By his own admission, Enric Mas (Movistar) may not have ridden an outstanding time trial on Tuesday in the Vuelta a España but the Spaniard said he was content nonetheless at having limited the damage inflicted by his GC rivals.
“Happy. I didn’t do a very bad TT,” was the somewhat contradictory way that Mas summed up stage 10 in which he finished tenth, 1:51 behind winner and race leader Remco Evenepoel (QuickStep-AlphaVinyl).
However, on the plus side, Mas remains on the provisional GC podium, albeit dropping to third place after Primož Roglič (Jumbo-Visma) outstripped the Spaniard by almost a minute on a course, which as Mas observed later did him no favours at all.
Mas at least did not suffer a repeat of the finale of last year’s time trial, when Roglič overtook him close to the finale, even if Evenepoel, who started two minutes later, had Mas in his sights on the last little rise and a long drop down to the finish in Alicante city centre.
But Mas, who is now 3:03 down on Evenepoel overall, said it had been no surprise that Evenepoel had, as he put it, “flown. He’s confirmed that he’s going very well,” he told reporters afterwards.
Visibly more uncomfortable in the last third of the time trial where he lost nearly a minute to the Belgian, he recognised that he was “not totally pleased, because I started the TT well but by the end it was not going great.
“But this was a time trial ‘for them’, that is to say it was one for specialists. There weren’t that many climbs, it wasn’t that tough and I was beaten.”

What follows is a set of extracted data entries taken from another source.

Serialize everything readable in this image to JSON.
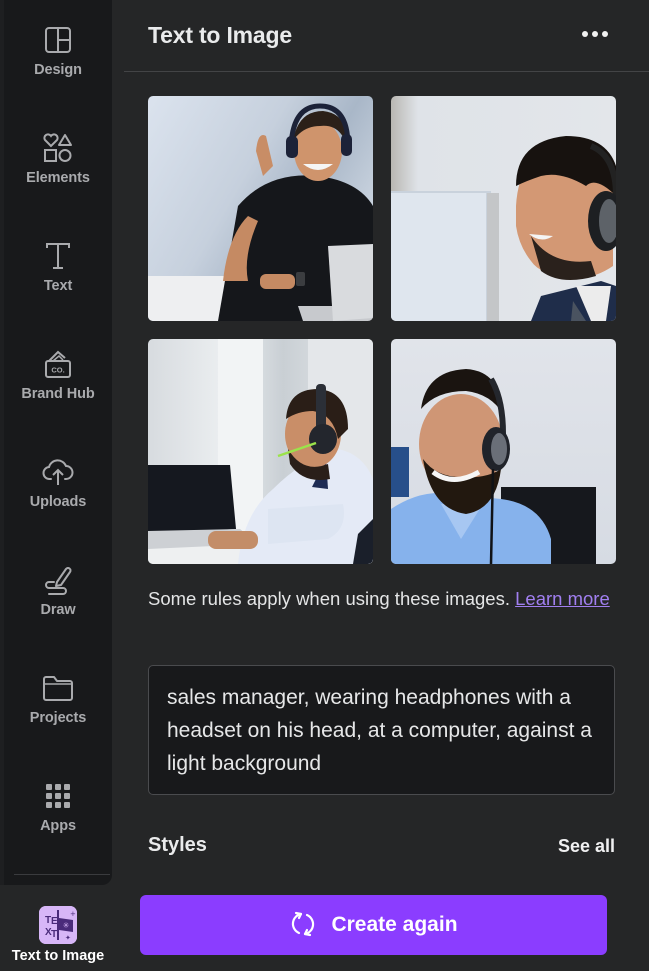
{
  "sidebar": {
    "items": [
      {
        "label": "Design",
        "icon": "layout-icon"
      },
      {
        "label": "Elements",
        "icon": "shapes-icon"
      },
      {
        "label": "Text",
        "icon": "text-icon"
      },
      {
        "label": "Brand Hub",
        "icon": "brand-hub-icon"
      },
      {
        "label": "Uploads",
        "icon": "cloud-upload-icon"
      },
      {
        "label": "Draw",
        "icon": "draw-icon"
      },
      {
        "label": "Projects",
        "icon": "folder-icon"
      },
      {
        "label": "Apps",
        "icon": "apps-grid-icon"
      }
    ],
    "active_app": {
      "label": "Text to Image",
      "icon": "text-to-image-app-icon",
      "icon_letters": [
        "T",
        "E",
        "X",
        "T"
      ]
    }
  },
  "panel": {
    "title": "Text to Image",
    "more_icon": "more-horizontal-icon",
    "results": [
      {
        "alt": "Smiling man in black polo with headphones at laptop, light blue background"
      },
      {
        "alt": "Bearded man in suit with headphones in profile at computer monitor"
      },
      {
        "alt": "Man in light shirt with headset mic typing on laptop in office"
      },
      {
        "alt": "Bearded man in blue shirt with headset smiling in front of monitor"
      }
    ],
    "rules_text": "Some rules apply when using these images. ",
    "rules_link": "Learn more",
    "prompt_value": "sales manager, wearing headphones with a headset on his head, at a computer, against a light background",
    "styles_title": "Styles",
    "see_all": "See all",
    "create_button": "Create again",
    "create_icon": "refresh-icon"
  },
  "colors": {
    "accent": "#8b3dff",
    "link": "#a17ff0",
    "panel_bg": "#252627",
    "rail_bg": "#18191b"
  }
}
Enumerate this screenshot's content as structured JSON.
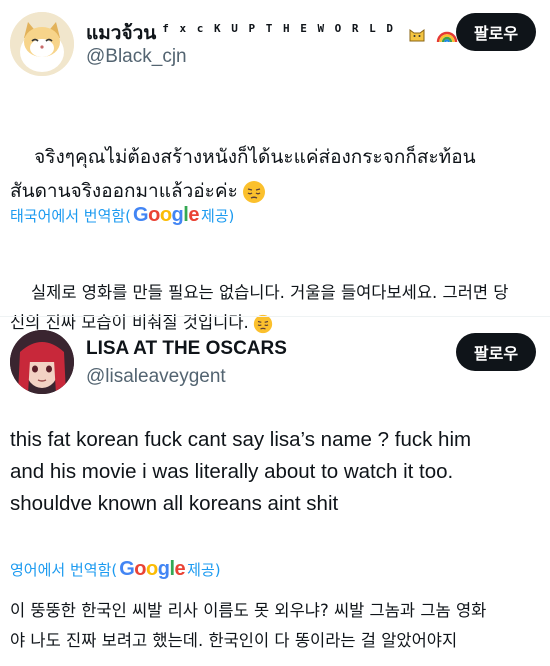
{
  "tweet1": {
    "display_name": "แมวจ้วน",
    "wordmark": "f x c K  U P  T H E  W O R L D",
    "handle": "@Black_cjn",
    "follow_label": "팔로우",
    "text": "จริงๆคุณไม่ต้องสร้างหนังก็ได้นะแค่ส่องกระจกก็สะท้อน\nสันดานจริงออกมาแล้วอ่ะค่ะ",
    "translate_prefix": "태국어에서 번역함(",
    "google_word": "Google",
    "translate_suffix": " 제공)",
    "translation": "실제로 영화를 만들 필요는 없습니다. 거울을 들여다보세요. 그러면 당\n신의 진짜 모습이 비춰질 것입니다."
  },
  "tweet2": {
    "display_name": "LISA AT THE OSCARS",
    "handle": "@lisaleaveygent",
    "follow_label": "팔로우",
    "text": "this fat korean fuck cant say lisa’s name ? fuck him\nand his movie i was literally about to watch it too.\nshouldve known all koreans aint shit",
    "translate_prefix": "영어에서 번역함(",
    "google_word": "Google",
    "translate_suffix": " 제공)",
    "translation": "이 뚱뚱한 한국인 씨발 리사 이름도 못 외우냐? 씨발 그놈과 그놈 영화\n야 나도 진짜 보려고 했는데. 한국인이 다 똥이라는 걸 알았어야지"
  },
  "colors": {
    "link_blue": "#1d9bf0",
    "handle_gray": "#536471",
    "button_black": "#0f1419"
  },
  "icons": [
    "cat-emoji",
    "rainbow-emoji",
    "pensive-face-emoji"
  ]
}
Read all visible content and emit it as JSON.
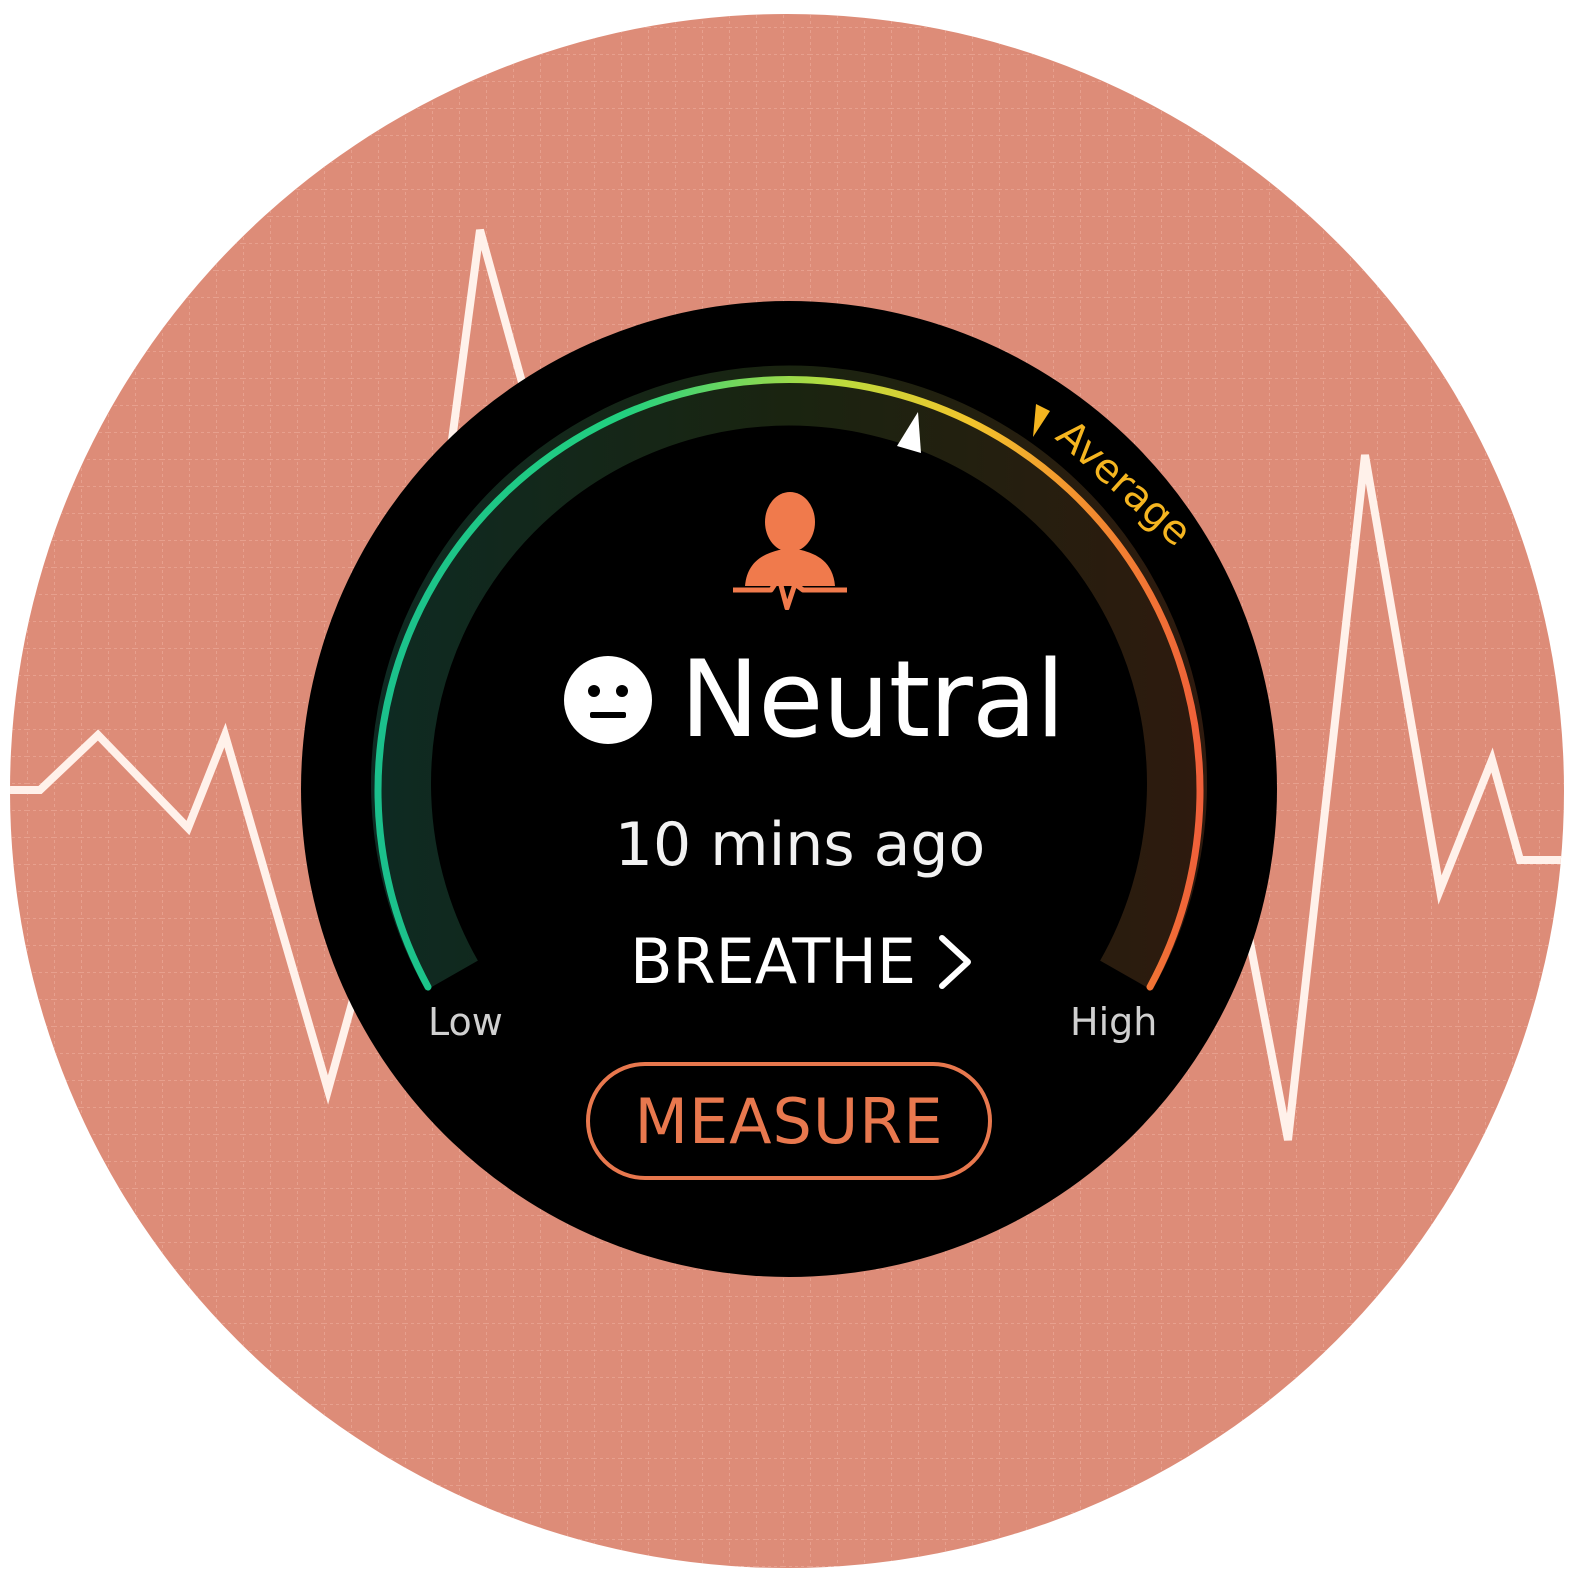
{
  "app": {
    "status": {
      "label": "Neutral",
      "icon": "neutral-face-icon"
    },
    "last_measured": "10 mins ago",
    "breathe": {
      "label": "BREATHE",
      "icon": "chevron-right-icon"
    },
    "gauge": {
      "low_label": "Low",
      "high_label": "High",
      "average_label": "Average",
      "current_level": 0.6,
      "average_level": 0.77,
      "colors": {
        "low": "#1ed09a",
        "mid": "#c8e03a",
        "average": "#f5b520",
        "high": "#f06a3a"
      }
    },
    "measure_button": {
      "label": "MEASURE"
    },
    "header_icon": "stress-person-icon",
    "colors": {
      "background": "#dd8c78",
      "accent": "#e8784e",
      "watch_face": "#000000",
      "line": "#fff1ea"
    }
  }
}
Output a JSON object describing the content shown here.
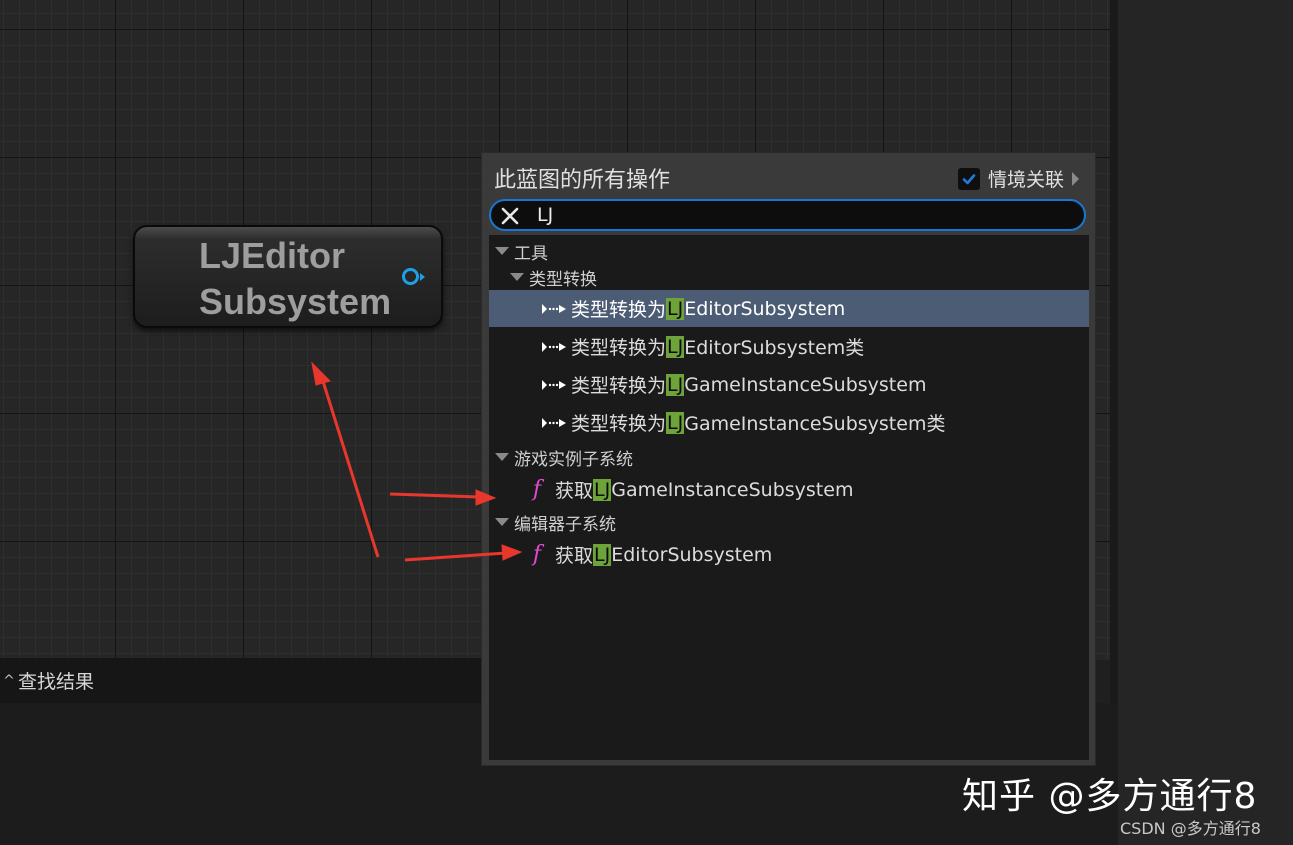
{
  "node": {
    "title_line1": "LJEditor",
    "title_line2": "Subsystem"
  },
  "action_menu": {
    "title": "此蓝图的所有操作",
    "context_sensitive_label": "情境关联",
    "context_sensitive_checked": true,
    "search": {
      "value": "LJ"
    },
    "categories": {
      "tools": "工具",
      "type_cast": "类型转换",
      "game_instance_subsystem": "游戏实例子系统",
      "editor_subsystem": "编辑器子系统"
    },
    "items": [
      {
        "prefix": "类型转换为 ",
        "match": "LJ",
        "rest": "EditorSubsystem",
        "selected": true
      },
      {
        "prefix": "类型转换为 ",
        "match": "LJ",
        "rest": "EditorSubsystem类",
        "selected": false
      },
      {
        "prefix": "类型转换为 ",
        "match": "LJ",
        "rest": "GameInstanceSubsystem",
        "selected": false
      },
      {
        "prefix": "类型转换为 ",
        "match": "LJ",
        "rest": "GameInstanceSubsystem类",
        "selected": false
      },
      {
        "prefix": "获取",
        "match": "LJ",
        "rest": "GameInstanceSubsystem",
        "selected": false
      },
      {
        "prefix": "获取",
        "match": "LJ",
        "rest": "EditorSubsystem",
        "selected": false
      }
    ]
  },
  "find_results": {
    "label": "查找结果"
  },
  "watermark": {
    "main": "知乎 @多方通行8",
    "sub": "CSDN @多方通行8"
  },
  "colors": {
    "search_border": "#1677d4",
    "match_highlight": "#6ea33a",
    "selected_row": "#4c5c74",
    "function_icon": "#e24ad0",
    "pin": "#1ea0e6",
    "annotation_arrow": "#e8372d"
  },
  "icons": {
    "clear": "close-icon",
    "cast": "cast-node-icon",
    "function": "function-icon",
    "checkbox": "checkmark-icon"
  }
}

After Wednesday’s flat stage 11 down to the natural park at Cabo de Gato in Spain’s more south-easterly point, in any case, Mas will be back on theoretically much more favourable terrain in the mountains of Andalucia from Thursday onwards.
Despite having two Vuelta podium finishes already in his palmares, following his very challenging Tour de France, Mas has spent much of the Vuelta keeping expectations at a minimum. And although he remains on track for now at least to fight for a third, his attitude towards the second half of the Spanish Grand Tour following what was arguably the toughest stage of the entire race for him remained as notably non-committal as ever.
“Tomorrow [Wednesday] is a very flat day and then on Thursday, we’ll see what happens next,” he told reporters after the time trial. “We’ll go on trying our best.”